6. Draft a blueprint for a UK sovereign wealth fund
We need to begin a conversation about who owns the machines and how to distribute their proceeds more fairly. A publically owned sovereign wealth fund could be set up to invest in company assets and emerging technologies, which could then pay out dividends once it has reached maturity. These dividends could be in the form of a continuous payment (as is the case with the Alaskan SWF) or a one-off grant (what might be called a ‘technological inheritance’). As Yanis Varoufakis has suggested, such a fund could be initially financed by siphoning off shares from every company IPO.
7. Expand company profit sharing schemes
A more direct way to spread the ownership of machines is by expanding company profit sharing initiatives. This would be of little use to those who lose their job to technology, but it would boost the incomes of the vast majority who remain in post. Only 8 per cent of UK workplaces (with 10+ employees) are thought to operate profit sharing schemes. The government could establish a new ‘Right to Own’ rule – as the Labour Party has suggested – which would give employees of a company first refusal on purchasing shares up for sale.
Amidst the frenzied speculation of job destroying robots, it is easy to forget that automation is a good problem to have.

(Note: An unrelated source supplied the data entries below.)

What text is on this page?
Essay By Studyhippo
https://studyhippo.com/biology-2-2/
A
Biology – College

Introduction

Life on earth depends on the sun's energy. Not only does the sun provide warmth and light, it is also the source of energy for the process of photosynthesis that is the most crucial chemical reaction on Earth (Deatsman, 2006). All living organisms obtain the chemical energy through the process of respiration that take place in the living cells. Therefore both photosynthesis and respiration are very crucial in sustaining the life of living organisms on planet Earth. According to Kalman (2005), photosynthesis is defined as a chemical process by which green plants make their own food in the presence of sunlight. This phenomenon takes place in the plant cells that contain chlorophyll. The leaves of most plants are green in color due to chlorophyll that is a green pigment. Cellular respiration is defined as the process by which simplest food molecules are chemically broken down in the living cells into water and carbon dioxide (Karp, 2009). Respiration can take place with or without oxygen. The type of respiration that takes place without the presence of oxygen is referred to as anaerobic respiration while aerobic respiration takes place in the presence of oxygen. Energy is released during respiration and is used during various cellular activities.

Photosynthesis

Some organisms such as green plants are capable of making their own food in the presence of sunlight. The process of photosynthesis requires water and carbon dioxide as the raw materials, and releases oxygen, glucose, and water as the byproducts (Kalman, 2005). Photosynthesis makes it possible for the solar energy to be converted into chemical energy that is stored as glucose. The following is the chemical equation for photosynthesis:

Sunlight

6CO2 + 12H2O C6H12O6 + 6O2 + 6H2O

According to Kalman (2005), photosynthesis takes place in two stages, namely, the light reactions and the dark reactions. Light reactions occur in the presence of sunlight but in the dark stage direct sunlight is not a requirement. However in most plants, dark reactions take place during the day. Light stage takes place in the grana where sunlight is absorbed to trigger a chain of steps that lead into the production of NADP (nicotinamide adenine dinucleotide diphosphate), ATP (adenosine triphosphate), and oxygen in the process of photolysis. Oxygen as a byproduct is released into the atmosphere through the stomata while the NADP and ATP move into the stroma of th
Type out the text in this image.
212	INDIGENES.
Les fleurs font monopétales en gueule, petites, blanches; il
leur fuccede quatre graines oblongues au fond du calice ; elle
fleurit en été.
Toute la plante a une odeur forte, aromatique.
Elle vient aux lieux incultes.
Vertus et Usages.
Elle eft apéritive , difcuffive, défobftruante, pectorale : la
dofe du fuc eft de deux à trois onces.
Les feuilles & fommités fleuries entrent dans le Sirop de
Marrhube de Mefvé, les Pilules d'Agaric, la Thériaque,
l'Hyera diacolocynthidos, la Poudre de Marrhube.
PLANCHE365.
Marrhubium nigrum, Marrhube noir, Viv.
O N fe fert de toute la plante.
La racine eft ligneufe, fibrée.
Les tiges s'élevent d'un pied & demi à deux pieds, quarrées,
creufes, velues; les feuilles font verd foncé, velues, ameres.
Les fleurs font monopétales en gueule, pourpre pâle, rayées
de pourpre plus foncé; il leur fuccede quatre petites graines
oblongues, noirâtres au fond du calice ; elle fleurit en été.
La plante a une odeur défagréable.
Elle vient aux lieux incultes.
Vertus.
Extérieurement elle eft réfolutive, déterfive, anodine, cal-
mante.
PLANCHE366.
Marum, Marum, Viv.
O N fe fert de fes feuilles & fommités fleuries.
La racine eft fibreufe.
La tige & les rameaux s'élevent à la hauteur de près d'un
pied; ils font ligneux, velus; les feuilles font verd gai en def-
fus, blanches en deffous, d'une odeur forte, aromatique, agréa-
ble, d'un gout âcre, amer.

While for most of human history our troubles have centred on material scarcity, the new machine age promises to bring about an era of unprecedented abundance – more than enough to meet everyone’s needs. The question is whether we have the political courage and conviction to share that wealth wisely.
Ben Dellott is the associate director for economy, enterprise and manufacturing at the RSA and authored its The Age of Automation report, which was published this week.